First, many sovereign investors remain underweight in alternatives relative to their strategic asset allocation targets. These sovereign investors had increased their target allocations for alternatives in the last five years and had yet to reach these targets.
Second, many sovereign investors (46%) expect funding levels to increase in 2014 relative to 2013. A large increase in assets encourages more strategic allocation placements since allocating significant assets tactically could lead to breaching internal guidelines.
The third reason that increasing appetite for alternatives should be attributed to strategic rather than tactical asset allocation is the fact that alternatives underperformed during this period, with sovereign investors typically citing an average return of 7% for alternatives in 2013, compared with a target of 8%.
“Given alternatives underperformed during the period in which their allocations increased, it is clear that a strategic asset allocation strategy is driving sovereign investors to alternatives, rather than tactical allocation,” says Nick Tolchard, co-chair of Invesco’s global sovereign group and head of Invesco Middle East. “The expected net increase in new funding this year is another key factor that explains this preference for alternatives, driven by increasing country surpluses and strong support from governments for their sovereign funds.”
The report also notes there will be growth in new capital flow to emerging markets. Like alternatives, this trend appears to be largely driven by strategic allocation targets.
Feedback from sovereign investors indicates they are underweight in emerging markets relative to their strategic asset allocation targets, giving them more room to increase new exposure to the regions. This long-term structural trend to emerging markets does not appear to have been influenced by the fact that emerging market equities underperformed developed market equities during 2013.
There are some exceptions where tactical asset allocation strategies are at play, such as Central Eastern Europe and Russia.

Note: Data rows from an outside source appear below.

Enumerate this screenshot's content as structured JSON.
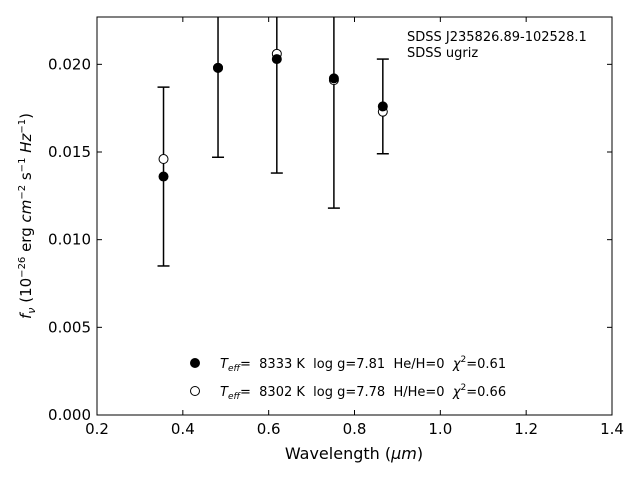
{
  "chart_data": {
    "type": "scatter",
    "title": "",
    "xlabel_main": "Wavelength (",
    "xlabel_unit": "μm",
    "ylabel": {
      "f": "f",
      "nu": "ν",
      "open": " (10",
      "exp1": "−26",
      "mid": " erg ",
      "cm": "cm",
      "exp2": "−2",
      "s": " s",
      "exp3": "−1",
      "hz": " Hz",
      "exp4": "−1",
      "close": ")"
    },
    "xlim": [
      0.2,
      1.4
    ],
    "ylim": [
      0.0,
      0.0227
    ],
    "xticks": [
      0.2,
      0.4,
      0.6,
      0.8,
      1.0,
      1.2,
      1.4
    ],
    "xtick_labels": [
      "0.2",
      "0.4",
      "0.6",
      "0.8",
      "1.0",
      "1.2",
      "1.4"
    ],
    "yticks": [
      0.0,
      0.005,
      0.01,
      0.015,
      0.02
    ],
    "ytick_labels": [
      "0.000",
      "0.005",
      "0.010",
      "0.015",
      "0.020"
    ],
    "annotation": [
      "SDSS J235826.89-102528.1",
      "SDSS ugriz"
    ],
    "observed": [
      {
        "x": 0.355,
        "y": 0.0136,
        "err": 0.0051
      },
      {
        "x": 0.482,
        "y": 0.0198,
        "err": 0.0051
      },
      {
        "x": 0.619,
        "y": 0.0203,
        "err": 0.0065
      },
      {
        "x": 0.752,
        "y": 0.0192,
        "err": 0.0074
      },
      {
        "x": 0.866,
        "y": 0.0176,
        "err": 0.0027
      }
    ],
    "series": [
      {
        "name": "He/H=0",
        "marker": "filled",
        "legend": {
          "t": "T",
          "sub": "eff",
          "rest": "=  8333 K  log g=7.81  He/H=0  ",
          "chi": "χ",
          "sup": "2",
          "val": "=0.61"
        },
        "x": [
          0.355,
          0.482,
          0.619,
          0.752,
          0.866
        ],
        "y": [
          0.0136,
          0.0198,
          0.0203,
          0.0192,
          0.0176
        ]
      },
      {
        "name": "H/He=0",
        "marker": "open",
        "legend": {
          "t": "T",
          "sub": "eff",
          "rest": "=  8302 K  log g=7.78  H/He=0  ",
          "chi": "χ",
          "sup": "2",
          "val": "=0.66"
        },
        "x": [
          0.355,
          0.482,
          0.619,
          0.752,
          0.866
        ],
        "y": [
          0.0146,
          0.0198,
          0.0206,
          0.0191,
          0.0173
        ]
      }
    ],
    "legend_position": "lower-center",
    "grid": false
  }
}
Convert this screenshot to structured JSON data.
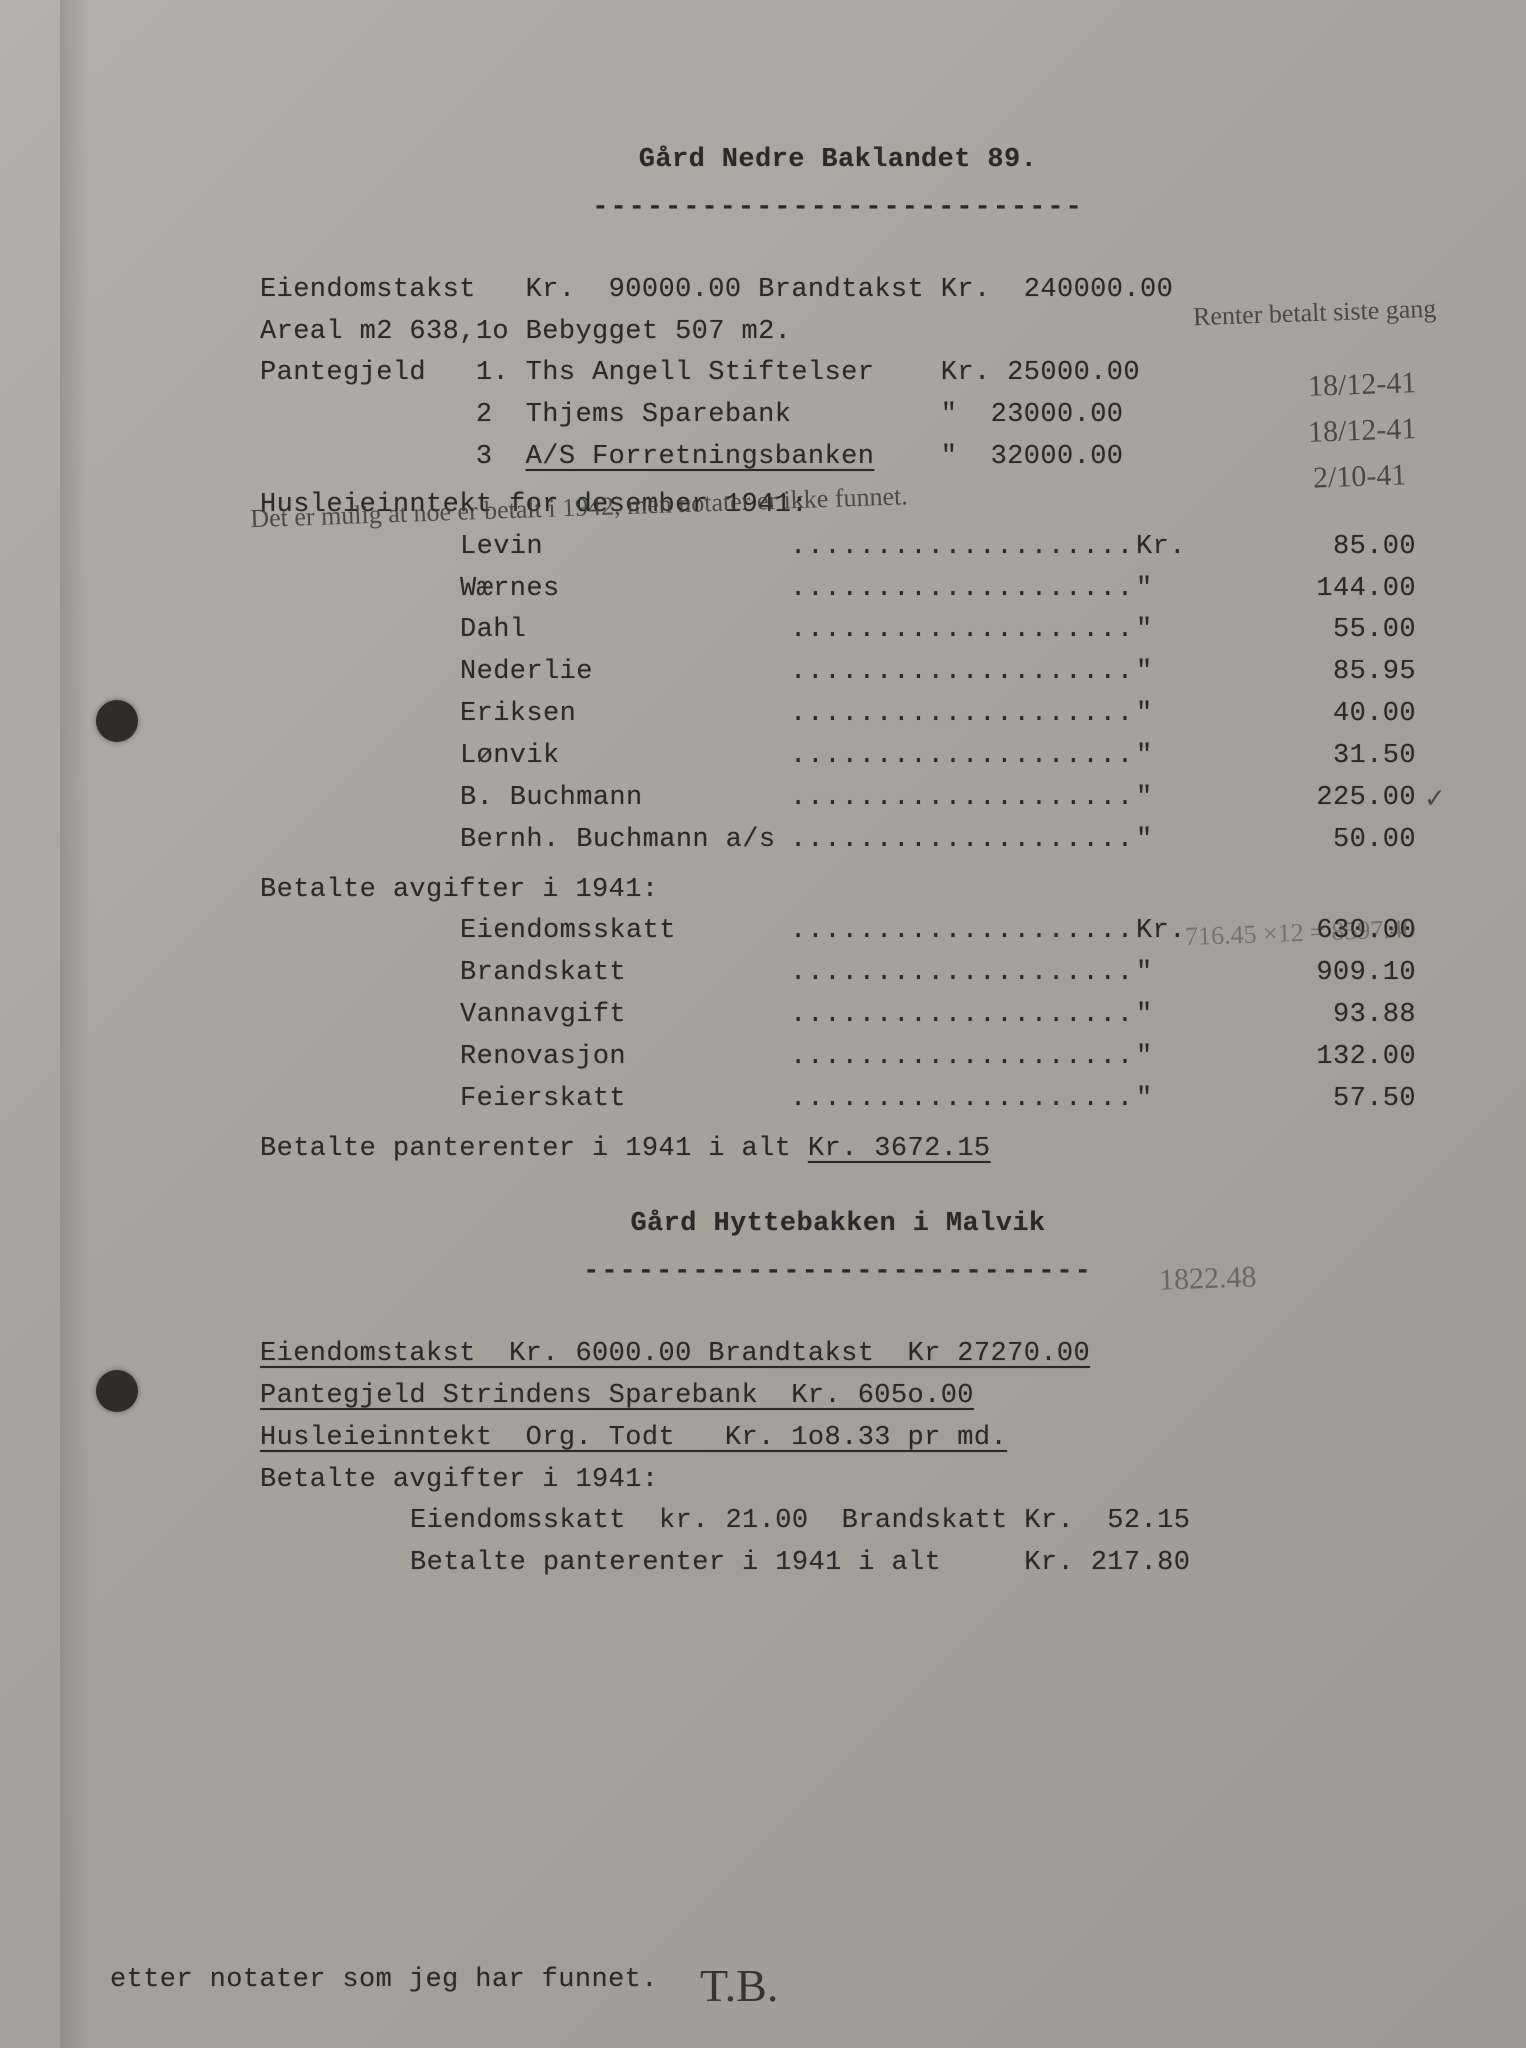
{
  "property1": {
    "title": "Gård Nedre Baklandet 89.",
    "dashline": "---------------------------",
    "assessment": {
      "eiendomstakst_label": "Eiendomstakst",
      "eiendomstakst_value": "Kr.  90000.00",
      "brandtakst_label": "Brandtakst",
      "brandtakst_value": "Kr.  240000.00"
    },
    "areal_line": "Areal m2 638,1o Bebygget 507 m2.",
    "pantegjeld_label": "Pantegjeld",
    "liens": [
      {
        "idx": "1.",
        "name": "Ths Angell Stiftelser",
        "cur": "Kr.",
        "amount": "25000.00"
      },
      {
        "idx": "2",
        "name": "Thjems Sparebank",
        "cur": "\"",
        "amount": "23000.00"
      },
      {
        "idx": "3",
        "name": "A/S Forretningsbanken",
        "cur": "\"",
        "amount": "32000.00"
      }
    ],
    "rent_header": "Husleieinntekt for desember 1941:",
    "rents": [
      {
        "name": "Levin",
        "cur": "Kr.",
        "amount": "85.00"
      },
      {
        "name": "Wærnes",
        "cur": "\"",
        "amount": "144.00"
      },
      {
        "name": "Dahl",
        "cur": "\"",
        "amount": "55.00"
      },
      {
        "name": "Nederlie",
        "cur": "\"",
        "amount": "85.95"
      },
      {
        "name": "Eriksen",
        "cur": "\"",
        "amount": "40.00"
      },
      {
        "name": "Lønvik",
        "cur": "\"",
        "amount": "31.50"
      },
      {
        "name": "B. Buchmann",
        "cur": "\"",
        "amount": "225.00"
      },
      {
        "name": "Bernh. Buchmann a/s",
        "cur": "\"",
        "amount": "50.00"
      }
    ],
    "fees_header": "Betalte avgifter i 1941:",
    "fees": [
      {
        "name": "Eiendomsskatt",
        "cur": "Kr.",
        "amount": "630.00"
      },
      {
        "name": "Brandskatt",
        "cur": "\"",
        "amount": "909.10"
      },
      {
        "name": "Vannavgift",
        "cur": "\"",
        "amount": "93.88"
      },
      {
        "name": "Renovasjon",
        "cur": "\"",
        "amount": "132.00"
      },
      {
        "name": "Feierskatt",
        "cur": "\"",
        "amount": "57.50"
      }
    ],
    "interest_line_pre": "Betalte panterenter i 1941 i alt ",
    "interest_line_val": "Kr. 3672.15"
  },
  "property2": {
    "title": "Gård Hyttebakken i Malvik",
    "dashline": "----------------------------",
    "line1": "Eiendomstakst  Kr. 6000.00 Brandtakst  Kr 27270.00",
    "line2": "Pantegjeld Strindens Sparebank  Kr. 605o.00",
    "line3": "Husleieinntekt  Org. Todt   Kr. 1o8.33 pr md.",
    "fees_header": "Betalte avgifter i 1941:",
    "fees_line": "Eiendomsskatt  kr. 21.00  Brandskatt Kr.  52.15",
    "interest_line": "Betalte panterenter i 1941 i alt     Kr. 217.80"
  },
  "footer_note": "etter notater som jeg har funnet.",
  "footer_initials": "T.B.",
  "annotations": {
    "top_note": "Renter betalt\nsiste gang",
    "date1": "18/12-41",
    "date2": "18/12-41",
    "date3": "2/10-41",
    "mid_note": "Det er mulig at noe er betalt i 1942, men notater er ikke funnet.",
    "rent_check": "✓",
    "pencil_sum": "716.45  ×12 = 8597.40",
    "interest_pencil": "1822.48"
  },
  "style": {
    "bg": "#a8a6a0",
    "ink": "#2a2a2a",
    "font_family": "Courier New",
    "font_size_pt": 20,
    "annot_color": "#3a3a3a"
  }
}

These are the only emerging markets to which weightings declined on a net respondent view basis in 2013 and to which respondents expect exposure to remain flat going forward into 2014, primarily due to political instability.
However, while the major trend in geographic allocation is a strategic shift to emerging markets, with allocations set to increase from current levels, this takes place within the context of a strong historical preference for developed markets, relative to the total portfolio.
“Despite allocations to emerging markets set to increase, a strong underlying preference for developed markets is still apparent, with sovereigns attracted by their depth, stability and diversification benefits, the latter of particular importance to sovereign investors based in emerging or frontier markets,” Tolchard adds. “Various factors determine sovereign geographic allocations—most notably political stability, openness of a country to sovereign investment, strength of shareholder rights, level of private ownership and government relationships.”
The report is based on interviews conducted with 52 different sovereign investors worldwide.